Fundamentals of art and why you don’t need them. We don’t need more rules, we need less. We’re artists.
Artspeak 101, 102, 103, 104, 105 Speak directly and plainly? Kiss of death. Learn to write indecipherably obtuse self-absorbed artist statements.
Hyperbole and you. Need to sound like you’ve accomplished something? Class will focus on the use of flowery words and puffery aggrandising.
Income? Who needs it! Satisfaction is knowing that you are doing what you love and eating rice and beans.
Creative write-off techniques. Set aside morals and ethics and learn to write off everything you have ever spent money on because you are an artist.
Zen and the art of not knowing where your next check is coming from. Why worry, be happy.
One name or three. Paintings by Lawrence or painted by Lawrence Southerby Macwallis III Unless you are Prince or Puff Daddy your name is your brand and you are stuck with it for life. Choose wisely. You can sound like royalty or like a flower arranger.
Forming Artist Unions. An oxymoron? Kitty cat round-up, know what i’m sayin?
Cheesy Promo Videos 101 You don’t have to be talented to have a cheesy promo video made. Prerequisites: Hyperbole and Artspeak 101.

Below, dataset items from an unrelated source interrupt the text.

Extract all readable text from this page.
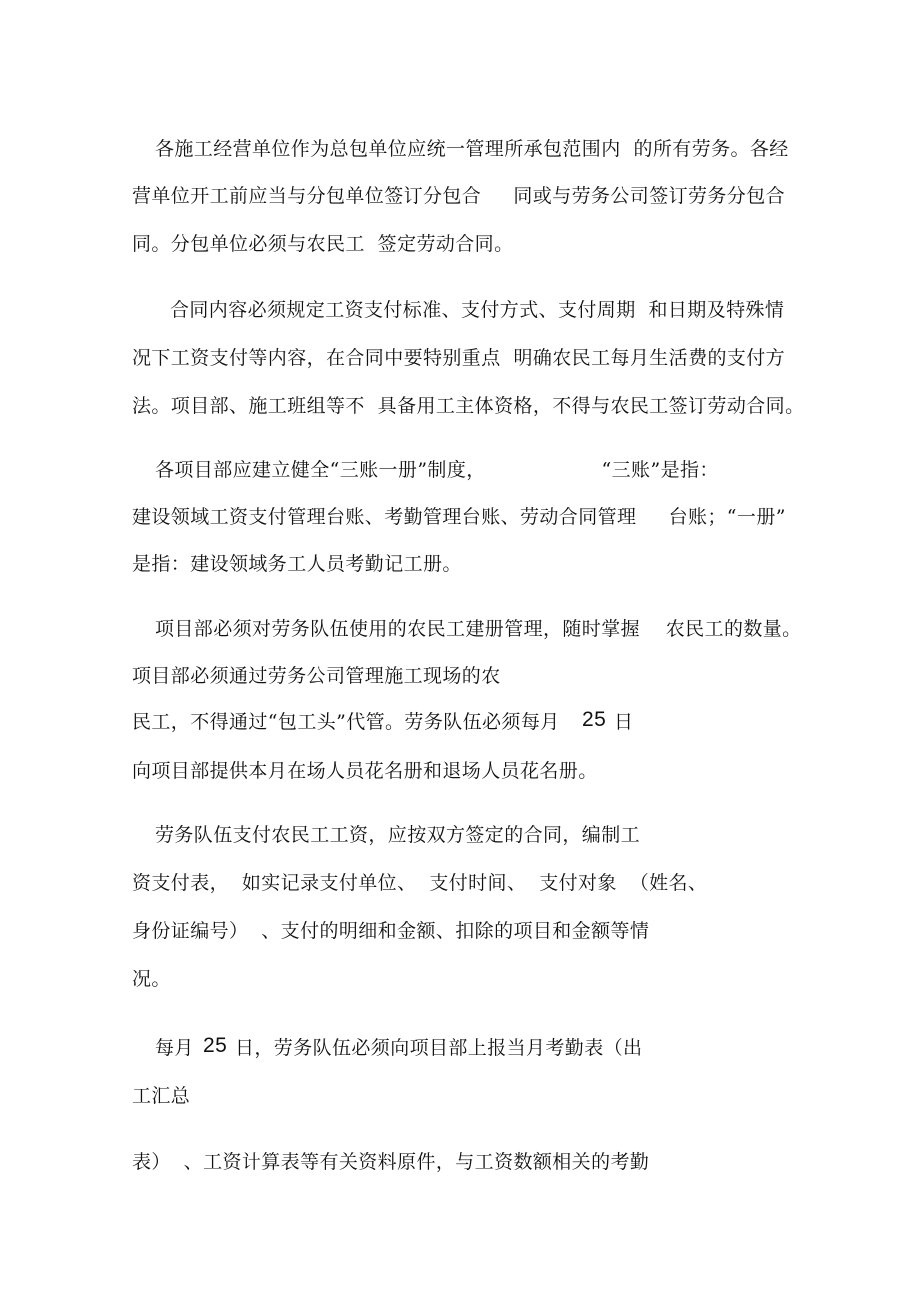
各施工经营单位作为总包单位应统一管理所承包范围内  的所有劳务。各经
营单位开工前应当与分包单位签订分包合     同或与劳务公司签订劳务分包合
同。分包单位必须与农民工  签定劳动合同。
合同内容必须规定工资支付标准、支付方式、支付周期  和日期及特殊情
况下工资支付等内容，在合同中要特别重点  明确农民工每月生活费的支付方
法。项目部、施工班组等不  具备用工主体资格，不得与农民工签订劳动合同。
各项目部应建立健全“三账一册”制度，                  “三账”是指：
建设领域工资支付管理台账、考勤管理台账、劳动合同管理     台账；“一册”
是指：建设领域务工人员考勤记工册。
项目部必须对劳务队伍使用的农民工建册管理，随时掌握    农民工的数量。
项目部必须通过劳务公司管理施工现场的农
民工，不得通过“包工头”代管。劳务队伍必须每月 25 日
向项目部提供本月在场人员花名册和退场人员花名册。
劳务队伍支付农民工工资，应按双方签定的合同，编制工
资支付表，  如实记录支付单位、  支付时间、  支付对象  （姓名、
身份证编号）  、支付的明细和金额、扣除的项目和金额等情
况。
每月 25 日，劳务队伍必须向项目部上报当月考勤表（出
工汇总
表）  、工资计算表等有关资料原件，与工资数额相关的考勤
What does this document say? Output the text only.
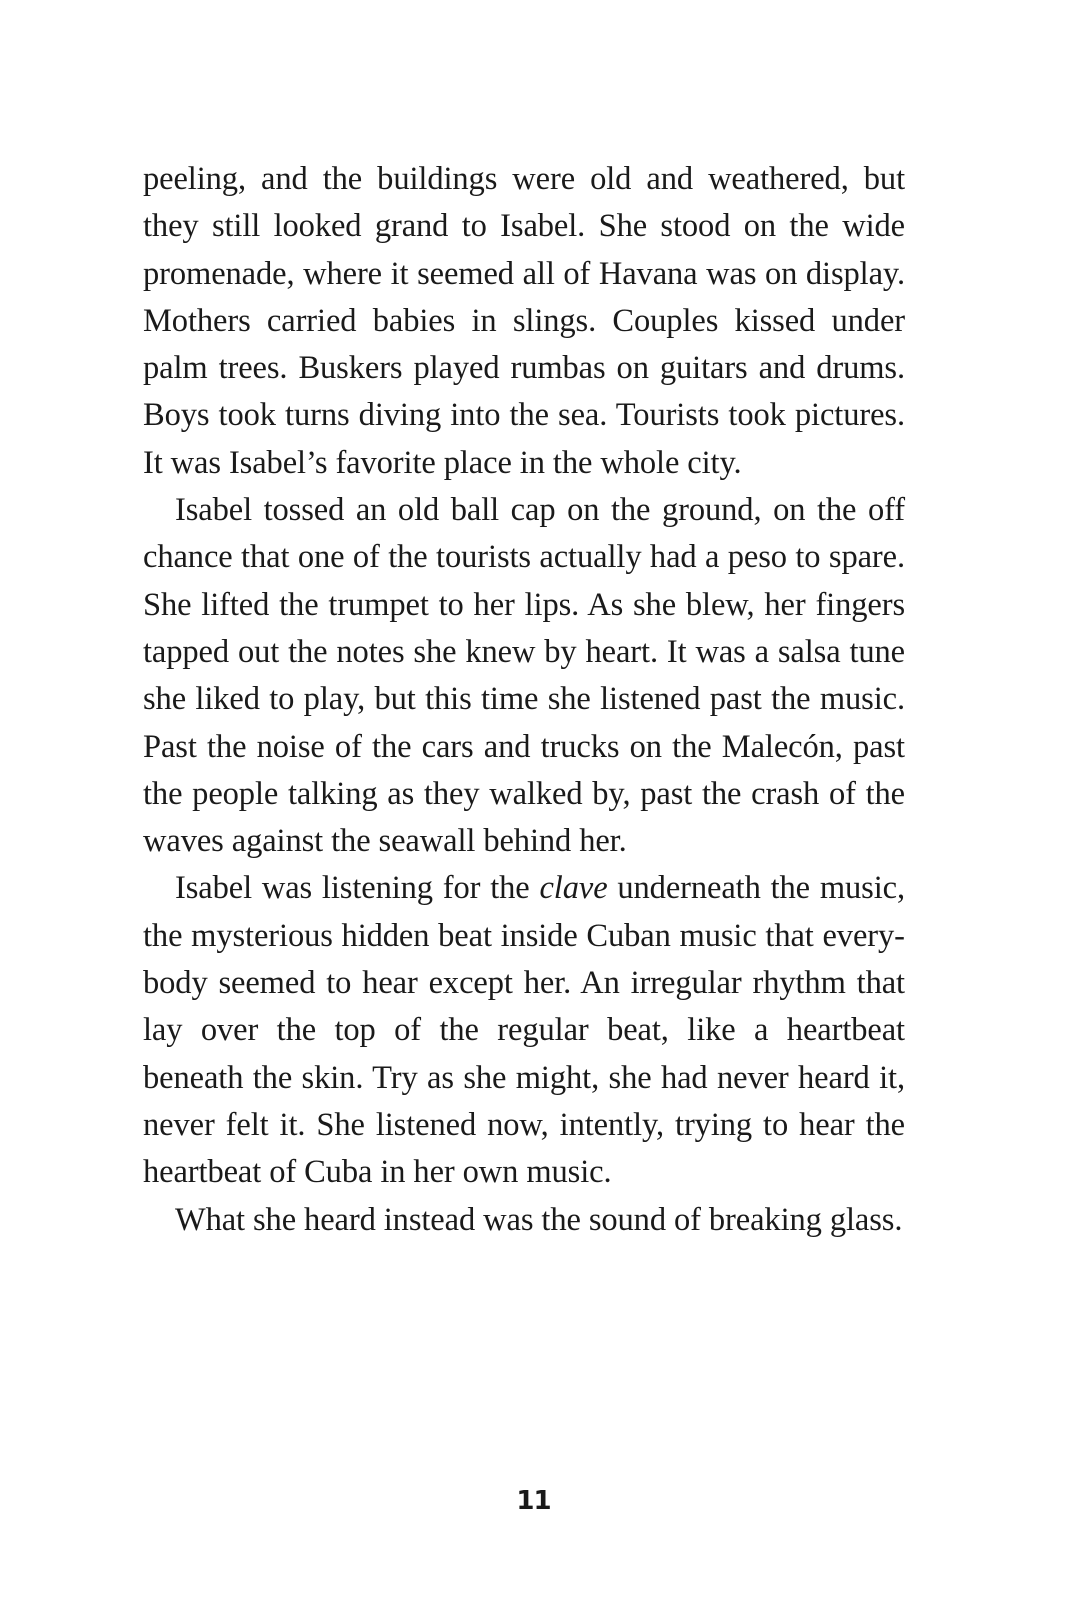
peeling, and the buildings were old and weathered, but they still looked grand to Isabel. She stood on the wide promenade, where it seemed all of Havana was on display. Mothers carried babies in slings. Couples kissed under palm trees. Buskers played rumbas on guitars and drums. Boys took turns diving into the sea. Tourists took pictures. It was Isabel’s favorite place in the whole city.

Isabel tossed an old ball cap on the ground, on the off chance that one of the tourists actually had a peso to spare. She lifted the trumpet to her lips. As she blew, her fingers tapped out the notes she knew by heart. It was a salsa tune she liked to play, but this time she listened past the music. Past the noise of the cars and trucks on the Malecón, past the people talking as they walked by, past the crash of the waves against the seawall behind her.

Isabel was listening for the clave underneath the music, the mysterious hidden beat inside Cuban music that everybody seemed to hear except her. An irregular rhythm that lay over the top of the regular beat, like a heartbeat beneath the skin. Try as she might, she had never heard it, never felt it. She listened now, intently, trying to hear the heartbeat of Cuba in her own music.

What she heard instead was the sound of breaking glass.

11
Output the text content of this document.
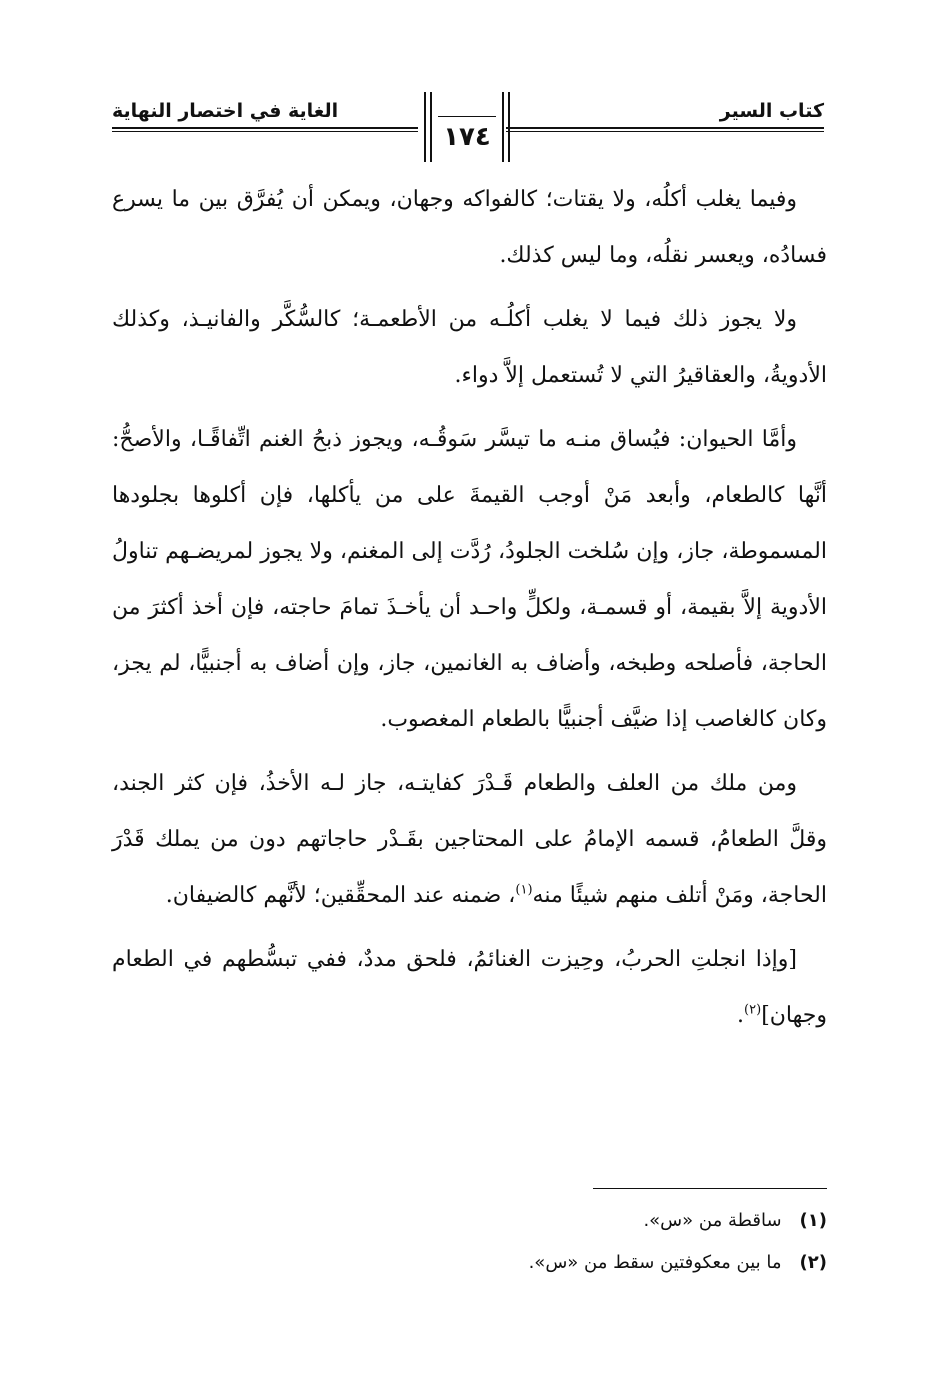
كتاب السير
١٧٤
الغاية في اختصار النهاية

وفيما يغلب أكلُه، ولا يقتات؛ كالفواكه وجهان، ويمكن أن يُفرَّق بين ما يسرع فسادُه، ويعسر نقلُه، وما ليس كذلك.

ولا يجوز ذلك فيما لا يغلب أكلُـه من الأطعمـة؛ كالسُّكَّر والفانيـذ، وكذلك الأدويةُ، والعقاقيرُ التي لا تُستعمل إلاَّ دواء.

وأمَّا الحيوان: فيُساق منـه ما تيسَّر سَوقُـه، ويجوز ذبحُ الغنم اتِّفاقًـا، والأصحُّ: أنَّها كالطعام، وأبعد مَنْ أوجب القيمةَ على من يأكلها، فإن أكلوها بجلودها المسموطة، جاز، وإن سُلخت الجلودُ، رُدَّت إلى المغنم، ولا يجوز لمريضـهم تناولُ الأدوية إلاَّ بقيمة، أو قسمـة، ولكلٍّ واحـد أن يأخـذَ تمامَ حاجته، فإن أخذ أكثرَ من الحاجة، فأصلحه وطبخه، وأضاف به الغانمين، جاز، وإن أضاف به أجنبيًّا، لم يجز، وكان كالغاصب إذا ضيَّف أجنبيًّا بالطعام المغصوب.

ومن ملك من العلف والطعام قَـدْرَ كفايتـه، جاز لـه الأخذُ، فإن كثر الجند، وقلَّ الطعامُ، قسمه الإمامُ على المحتاجين بقَـدْر حاجاتهم دون من يملك قَدْرَ الحاجة، ومَنْ أتلف منهم شيئًا منه$^{(١)}$، ضمنه عند المحقِّقين؛ لأنَّهم كالضيفان.

[وإذا انجلتِ الحربُ، وحِيزت الغنائمُ، فلحق مددٌ، ففي تبسُّطهم في الطعام وجهان]$^{(٢)}$.

(١)
ساقطة من «س».
(٢)
ما بين معكوفتين سقط من «س».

Painting the figure in a floppy white hat 101-103 Also includes rural women in flower field, dappled light effects and advanced chimney smoke techniques. Prerequisite class: Smarmy painting 101, see spring schedule.
Creative plagairism How to completely rip-off another artist and own it without a twinge of guilt or remorse.
Internal Calendar If you don’t have a set schedule, don’t have a weekend, how do you know what day it is? Guess! How to learn to guess what day and time it is without ever consulting a calendar or watch. 70% accuracy assured.
Creative comebacks for artists. Example Q: $500…….. is that your best price? A: Well, actually, no. $7000 is my best price and I like the way you do business.